Additionally, a Spark installation is required to run the scripts (either local or cluster). In particular, your JAVA_HOME
should be set to your Java 11 JDK and SPARK_HOME
should be set to your spark installation.
Also, the JAR_PATH
must be set appropriately. If it's not set, it is assumed to be pwd
. In local mode, the jar path should be set to the build location:
JAR_PATH=./target/scala-2.12/bitcoin-graph-builder-assembly-1.0.jar
where pwd
is within the bitcoin-graph-builder
directory.
The application consists of a single jar and several different runner scripts. To build the application, run the following commands:
$ cd bitcoin-graph-builder
$ sbt assembly
NOTE: For convenience, we have included a small, sample raw dataset for quick download to run through the entire process as a demo. If you wish to gather your own data, please follow the instructions below.
We use the blockchain_bigquery_loader.py
file to fetch the raw blockchain transaction data. Since Google has already stored this data in an easy-to-use format in big query, this script downloads the data from there. It then places the data into an HDFS cluster for our heavier access/computational workloads. This works well to gather a small sample set.
To gather our large dataset, we use the copy-bigquery.sh
script which copies the data from the public BigQuery table into our own. We then use our extract-to-cloudstorage.sh
script to copy from the BigQuery table into Cloudstorage. From here, we manually download the data from Cloudstorage and place it into HDFS for analysis.
To run the application, you can either use any of the run-graph-*.sh
scripts directly or run the entire pipeline using run-full-analysis.sh
. We will demonstrate using the run-full-analysis.sh
script.
In local mode, ensure that your data is located in ./test-data
(or pass script args to change. See -h
for more).
$ cd bitcoin-graph-builder
$ export JAR_PATH=./target/scala-2.12
$ ./run-full-analysis.sh
This script will run Spark reading and writing from your local directories. The outputs will existing in the ./test-data directory.
For larger datasets, local mode is not likely possible. As a result, you'll first want to place your raw data somewhere in HDFS (by default, the script looks for raw-btc-transactions
). You can run a remote analysis pipeline with data in HDFS as follows:
$ cd bitcoin-graph-builder
$ ./run-full-analysis.sh -p hdfs:///btc-analysis -d raw-btc-transactions
The first parameter is the prefix for all data jobs and the second parameter is the name of the directory containing raw data within the prefix. Therefore, raw data for our example lives in: hdfs:///btc-analysis/raw-btc-transactions
. All of the results can be found in hdfs:///btc-analysis
.
The graph builder component takes the raw data from the previous step and turns it into a variety of graphs.

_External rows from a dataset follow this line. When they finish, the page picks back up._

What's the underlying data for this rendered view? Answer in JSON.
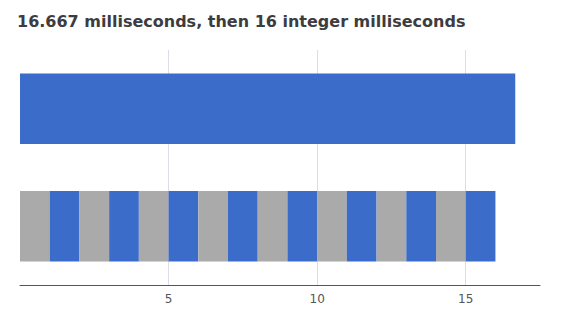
{
  "chart_data": {
    "type": "bar",
    "orientation": "horizontal",
    "stacked": true,
    "title": "16.667 milliseconds, then 16 integer milliseconds",
    "categories": [
      null,
      null
    ],
    "series": [
      {
        "color": "#3b6cc9",
        "values": [
          null,
          16.667
        ]
      },
      {
        "color": "#aaaaaa",
        "values": [
          1,
          null
        ]
      },
      {
        "color": "#3b6cc9",
        "values": [
          1,
          null
        ]
      },
      {
        "color": "#aaaaaa",
        "values": [
          1,
          null
        ]
      },
      {
        "color": "#3b6cc9",
        "values": [
          1,
          null
        ]
      },
      {
        "color": "#aaaaaa",
        "values": [
          1,
          null
        ]
      },
      {
        "color": "#3b6cc9",
        "values": [
          1,
          null
        ]
      },
      {
        "color": "#aaaaaa",
        "values": [
          1,
          null
        ]
      },
      {
        "color": "#3b6cc9",
        "values": [
          1,
          null
        ]
      },
      {
        "color": "#aaaaaa",
        "values": [
          1,
          null
        ]
      },
      {
        "color": "#3b6cc9",
        "values": [
          1,
          null
        ]
      },
      {
        "color": "#aaaaaa",
        "values": [
          1,
          null
        ]
      },
      {
        "color": "#3b6cc9",
        "values": [
          1,
          null
        ]
      },
      {
        "color": "#aaaaaa",
        "values": [
          1,
          null
        ]
      },
      {
        "color": "#3b6cc9",
        "values": [
          1,
          null
        ]
      },
      {
        "color": "#aaaaaa",
        "values": [
          1,
          null
        ]
      },
      {
        "color": "#3b6cc9",
        "values": [
          1,
          null
        ]
      }
    ],
    "xlim": [
      0,
      17.5
    ],
    "xticks": [
      5,
      10,
      15
    ],
    "grid": true,
    "tick_labels": "x"
  }
}
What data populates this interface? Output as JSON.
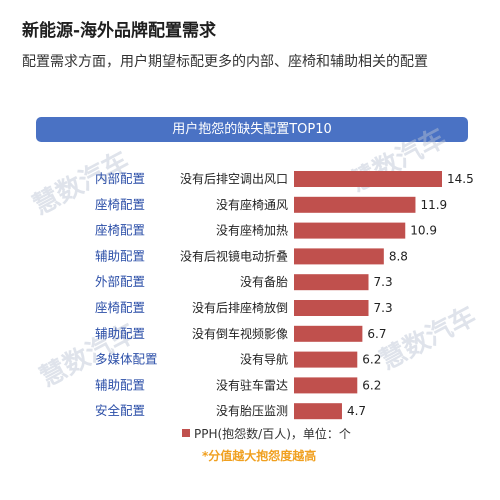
{
  "title": "新能源-海外品牌配置需求",
  "subtitle": "配置需求方面，用户期望标配更多的内部、座椅和辅助相关的配置",
  "watermark": "慧数汽车",
  "colors": {
    "bar": "#c0504d",
    "banner": "#4a72c4",
    "category_text": "#2c4fa8",
    "note": "#f0a020"
  },
  "chart_data": {
    "type": "bar",
    "orientation": "horizontal",
    "title": "用户抱怨的缺失配置TOP10",
    "categories": [
      "没有后排空调出风口",
      "没有座椅通风",
      "没有座椅加热",
      "没有后视镜电动折叠",
      "没有备胎",
      "没有后排座椅放倒",
      "没有倒车视频影像",
      "没有导航",
      "没有驻车雷达",
      "没有胎压监测"
    ],
    "groups": [
      "内部配置",
      "座椅配置",
      "座椅配置",
      "辅助配置",
      "外部配置",
      "座椅配置",
      "辅助配置",
      "多媒体配置",
      "辅助配置",
      "安全配置"
    ],
    "series": [
      {
        "name": "PPH(抱怨数/百人)，单位：个",
        "values": [
          14.5,
          11.9,
          10.9,
          8.8,
          7.3,
          7.3,
          6.7,
          6.2,
          6.2,
          4.7
        ]
      }
    ],
    "xlim": [
      0,
      14.5
    ],
    "note": "*分值越大抱怨度越高"
  }
}
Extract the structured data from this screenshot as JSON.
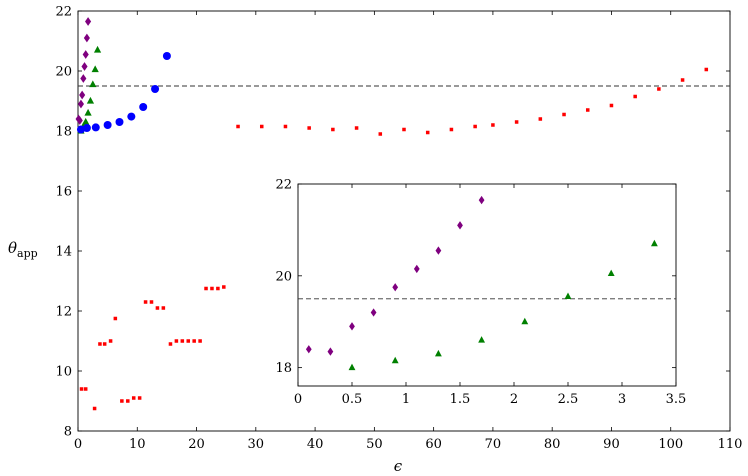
{
  "chart_data": [
    {
      "type": "scatter",
      "xlabel": "ϵ",
      "ylabel": "θ",
      "ylabel_sub": "app",
      "xlim": [
        0,
        110
      ],
      "ylim": [
        8,
        22
      ],
      "xticks": [
        0,
        10,
        20,
        30,
        40,
        50,
        60,
        70,
        80,
        90,
        100,
        110
      ],
      "yticks": [
        8,
        10,
        12,
        14,
        16,
        18,
        20,
        22
      ],
      "grid": false,
      "reference_line": {
        "y": 19.5,
        "style": "dashed",
        "color": "#333333"
      },
      "series": [
        {
          "marker": "diamond",
          "color": "#7f007f",
          "points": [
            [
              0.1,
              18.4
            ],
            [
              0.3,
              18.35
            ],
            [
              0.5,
              18.9
            ],
            [
              0.7,
              19.2
            ],
            [
              0.9,
              19.75
            ],
            [
              1.1,
              20.15
            ],
            [
              1.3,
              20.55
            ],
            [
              1.5,
              21.1
            ],
            [
              1.7,
              21.65
            ]
          ]
        },
        {
          "marker": "triangle",
          "color": "#008000",
          "points": [
            [
              0.5,
              18.0
            ],
            [
              0.9,
              18.15
            ],
            [
              1.3,
              18.3
            ],
            [
              1.7,
              18.6
            ],
            [
              2.1,
              19.0
            ],
            [
              2.5,
              19.55
            ],
            [
              2.9,
              20.05
            ],
            [
              3.3,
              20.7
            ]
          ]
        },
        {
          "marker": "circle",
          "color": "#0000ff",
          "points": [
            [
              0.5,
              18.05
            ],
            [
              1.5,
              18.1
            ],
            [
              3.0,
              18.12
            ],
            [
              5.0,
              18.2
            ],
            [
              7.0,
              18.3
            ],
            [
              9.0,
              18.48
            ],
            [
              11.0,
              18.8
            ],
            [
              13.0,
              19.4
            ],
            [
              15.0,
              20.5
            ]
          ]
        },
        {
          "marker": "square",
          "color": "#ff0000",
          "points": [
            [
              0.6,
              9.4
            ],
            [
              1.3,
              9.4
            ],
            [
              2.8,
              8.75
            ],
            [
              3.7,
              10.9
            ],
            [
              4.5,
              10.9
            ],
            [
              5.5,
              11.0
            ],
            [
              6.3,
              11.75
            ],
            [
              7.4,
              9.0
            ],
            [
              8.4,
              9.0
            ],
            [
              9.4,
              9.1
            ],
            [
              10.4,
              9.1
            ],
            [
              11.4,
              12.3
            ],
            [
              12.4,
              12.3
            ],
            [
              13.4,
              12.1
            ],
            [
              14.4,
              12.1
            ],
            [
              15.6,
              10.9
            ],
            [
              16.6,
              11.0
            ],
            [
              17.6,
              11.0
            ],
            [
              18.6,
              11.0
            ],
            [
              19.6,
              11.0
            ],
            [
              20.6,
              11.0
            ],
            [
              21.6,
              12.75
            ],
            [
              22.6,
              12.75
            ],
            [
              23.6,
              12.75
            ],
            [
              24.6,
              12.8
            ],
            [
              27,
              18.15
            ],
            [
              31,
              18.15
            ],
            [
              35,
              18.15
            ],
            [
              39,
              18.1
            ],
            [
              43,
              18.05
            ],
            [
              47,
              18.1
            ],
            [
              51,
              17.9
            ],
            [
              55,
              18.05
            ],
            [
              59,
              17.95
            ],
            [
              63,
              18.05
            ],
            [
              67,
              18.15
            ],
            [
              70,
              18.2
            ],
            [
              74,
              18.3
            ],
            [
              78,
              18.4
            ],
            [
              82,
              18.55
            ],
            [
              86,
              18.7
            ],
            [
              90,
              18.85
            ],
            [
              94,
              19.15
            ],
            [
              98,
              19.4
            ],
            [
              102,
              19.7
            ],
            [
              106,
              20.05
            ]
          ]
        }
      ]
    },
    {
      "type": "scatter",
      "xlim": [
        0,
        3.5
      ],
      "ylim": [
        17.6,
        22
      ],
      "xticks": [
        0,
        0.5,
        1,
        1.5,
        2,
        2.5,
        3,
        3.5
      ],
      "xtick_labels": [
        "0",
        "0.5",
        "1",
        "1.5",
        "2",
        "2.5",
        "3",
        "3.5"
      ],
      "yticks": [
        18,
        20,
        22
      ],
      "grid": false,
      "reference_line": {
        "y": 19.5,
        "style": "dashed",
        "color": "#333333"
      },
      "series": [
        {
          "marker": "diamond",
          "color": "#7f007f",
          "points": [
            [
              0.1,
              18.4
            ],
            [
              0.3,
              18.35
            ],
            [
              0.5,
              18.9
            ],
            [
              0.7,
              19.2
            ],
            [
              0.9,
              19.75
            ],
            [
              1.1,
              20.15
            ],
            [
              1.3,
              20.55
            ],
            [
              1.5,
              21.1
            ],
            [
              1.7,
              21.65
            ]
          ]
        },
        {
          "marker": "triangle",
          "color": "#008000",
          "points": [
            [
              0.5,
              18.0
            ],
            [
              0.9,
              18.15
            ],
            [
              1.3,
              18.3
            ],
            [
              1.7,
              18.6
            ],
            [
              2.1,
              19.0
            ],
            [
              2.5,
              19.55
            ],
            [
              2.9,
              20.05
            ],
            [
              3.3,
              20.7
            ]
          ]
        }
      ]
    }
  ]
}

This component takes in a graph (sampled or unsampled) and produces a set of analysis results/statistics about the graph structure.
The graph sampler takes an input graph and samples it according to some algorithm.
To visualize the results, you must install python >= 3.8 with the following libraries: matplotlib
, Path
, and pandas
. You can then run the basic-visualization.py
script to visualize the in- and out-degrees. To do so, run a command like the following:
$ ./basic-visualization.py <INDEGREE_RESULT_PATH> <OUTDEGREE_RESULT_PATH>